New explanation on formation mechanism of anodic TiO2 nanotubes

Abstract

Anodic TiO2 nanotubes (ATO) have attracted considerable scientific interests due to their various applications and mysterious growth mechanism. In particular, it has puzzled scientists for decades why ATO displays the distinct nanotubular morphology. For comparison, anodic Al2O3 (AAO), another important anodic oxide, features nanochannels. Different theories have been proposed, but the tube-formation mechanism is not clearly understood. Here, the top surface and cross-section morphologies of ATO obtained under different experimental conditions are investigated, and a new evolution mechanism of ATO is proposed.

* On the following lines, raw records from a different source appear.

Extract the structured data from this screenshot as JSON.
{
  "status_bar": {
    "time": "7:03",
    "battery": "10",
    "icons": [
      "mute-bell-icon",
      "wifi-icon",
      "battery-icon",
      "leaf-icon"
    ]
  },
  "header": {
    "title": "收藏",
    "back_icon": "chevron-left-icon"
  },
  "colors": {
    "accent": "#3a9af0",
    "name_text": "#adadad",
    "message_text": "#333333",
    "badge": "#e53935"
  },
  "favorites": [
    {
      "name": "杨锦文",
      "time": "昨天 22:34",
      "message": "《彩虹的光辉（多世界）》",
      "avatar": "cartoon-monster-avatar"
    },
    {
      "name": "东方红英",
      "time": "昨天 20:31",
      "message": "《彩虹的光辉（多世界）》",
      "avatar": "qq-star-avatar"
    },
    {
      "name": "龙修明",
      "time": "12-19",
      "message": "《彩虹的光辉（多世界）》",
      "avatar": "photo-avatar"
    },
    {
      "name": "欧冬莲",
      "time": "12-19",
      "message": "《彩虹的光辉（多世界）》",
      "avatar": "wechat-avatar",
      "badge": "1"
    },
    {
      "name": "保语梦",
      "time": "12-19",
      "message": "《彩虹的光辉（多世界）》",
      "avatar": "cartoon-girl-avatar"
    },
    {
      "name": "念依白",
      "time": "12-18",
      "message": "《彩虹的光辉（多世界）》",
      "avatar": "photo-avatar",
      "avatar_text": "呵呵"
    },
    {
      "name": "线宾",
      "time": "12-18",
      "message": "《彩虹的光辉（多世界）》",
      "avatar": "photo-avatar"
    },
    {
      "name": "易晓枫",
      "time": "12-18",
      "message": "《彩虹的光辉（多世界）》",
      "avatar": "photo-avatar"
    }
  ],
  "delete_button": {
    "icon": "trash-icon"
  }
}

The formation, flow, and decomposition of a highly defective metastable sublayer in-between the neighboring pores plays an essential role in the formation of the characteristic morphology features, such as the “cap” layer at the ATO top surface, intertubular gaps, double-layered tube walls, nano-scaled ridges connecting the tube outer walls. The “cap” layer is due to the absence of the metastable substance at the ATO film top surface. The double-wall structure results from the different reaction environment and products at the upper and lower parts of the barrier layer. The intertubular gaps and ridges between neighboring tubes arise from decomposition and volume shrinkage of the metastable sublayer at the tube outer walls. This study offers insights to the growth kinetics of the ATO and other anodic oxides.